The critique of classical metaphysics initiated by Martin Heidegger earlier in this century and then carried forward by a variety of other contemporary philosophers, such as Jacques Derrida, Emmanuel Levinas, and Richard Rorty, has been greeted with enthusiasm by "liberals" who are trying to rid themselves of what they see as the adverse effects of "totalizing" thought in Western philosophy, and with suspicion or even hostility by "conservatives" who fear a loss of objectivity if metaphysical ways of thinking are simply abandoned. Still a third group of philosophers has been working at a "reconstruction" of metaphysics along lines more amenable to habits of thought already operative in the natural and social sciences. David Griffin, for example, is the editor of a series in "constructive postmodern thought" published by the State University of New York Press, to which he himself has contributed.(1) With this third group I align myself because, while I am sympathetic to the "deconstructive" critique of classical metaphysics by Heidegger, Derrida, and others, I am profoundly uneasy at the prospect of constructing a contemporary theological worldview without an underlying philosophical scheme to give it a stronger claim to objectivity and academic respectability.

Moreover, I likewise concur with Griffin, Cobb, and others who have published in the SUNY series mentioned above, that resources for a "reconstructive" metaphysics are available in the North American philosophical tradition. In the present article, accordingly, I will indicate how the philosophy of Alfred North Whitehead, albeit with some modest changes,(2) can be used to set forth a "reconstructive" philosophical theology based on intersubjectivity that in my judgment meets the challenge of Heidegger, Derrida, Levinas, and others with respect to the "totalizing" character of classical metaphysics. That is, a theoretical scheme grounded in universal intersubjectivity should be open and incomplete since its ultimate components are by definition interrelated subjects of experience in process of development rather than fixed objects of thought within an a priori causal scheme (as in classical metaphysics). Universality or metaphysical generality should, moreover, still be present in this new philosophical theology based on intersubjectivity, but with the qualification that objectivity is grounded in habit or repetition of pattern among subjects of experience rather than in fixed essences within a pregiven causal scheme.

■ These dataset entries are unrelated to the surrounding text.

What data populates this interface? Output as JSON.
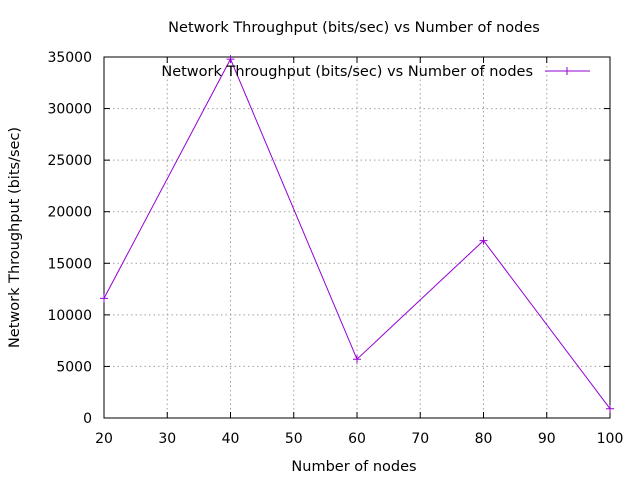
{
  "chart_data": {
    "type": "line",
    "title": "Network Throughput (bits/sec) vs Number of nodes",
    "xlabel": "Number of nodes",
    "ylabel": "Network Throughput (bits/sec)",
    "xlim": [
      20,
      100
    ],
    "ylim": [
      0,
      35000
    ],
    "xticks": [
      20,
      30,
      40,
      50,
      60,
      70,
      80,
      90,
      100
    ],
    "yticks": [
      0,
      5000,
      10000,
      15000,
      20000,
      25000,
      30000,
      35000
    ],
    "grid": true,
    "legend_position": "top-right",
    "series": [
      {
        "name": "Network Throughput (bits/sec) vs Number of nodes",
        "color": "#9400d3",
        "marker": "plus",
        "x": [
          20,
          40,
          60,
          80,
          100
        ],
        "y": [
          11600,
          34800,
          5700,
          17200,
          900
        ]
      }
    ]
  }
}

To provide a counterpoint for my reflections in this article, I will review the work of two prominent French Roman Catholic philosopher-theologians, namely, Jean-Luc Marion and Louis-Marie Chauvet, who have drawn up their own highly imaginative response to the work of Heidegger, Derrida, and others. Yet, while their response is a deliberately nonmetaphysical approach to Roman Catholic belief and practice, my suggestion here will be that, on the contrary, their "symbolic" approach to theology could itself be incorporated into a philosophical scheme based on the premise of universal intersubjectivity. Thus in my view there is no need for Marion and Chauvet to abandon metaphysical modes of thought altogether but only to revise them properly. To be specific, in reviewing the work of Marion, I will focus on what I regard as the apophatic character of both human and divine subjectivity, that is, the inability of a subject of experience fully to be described in objective terms. Thus subjectivity, whether human or divine, is always "transcendent" of whatever is said about it. Then, in taking note of the work of Chauvet, I will indicate how subjects of experience in their dynamic interrelation nevertheless create objective patterns or structures of intelligibility which constitute an enduring social order within which they continue to address one another.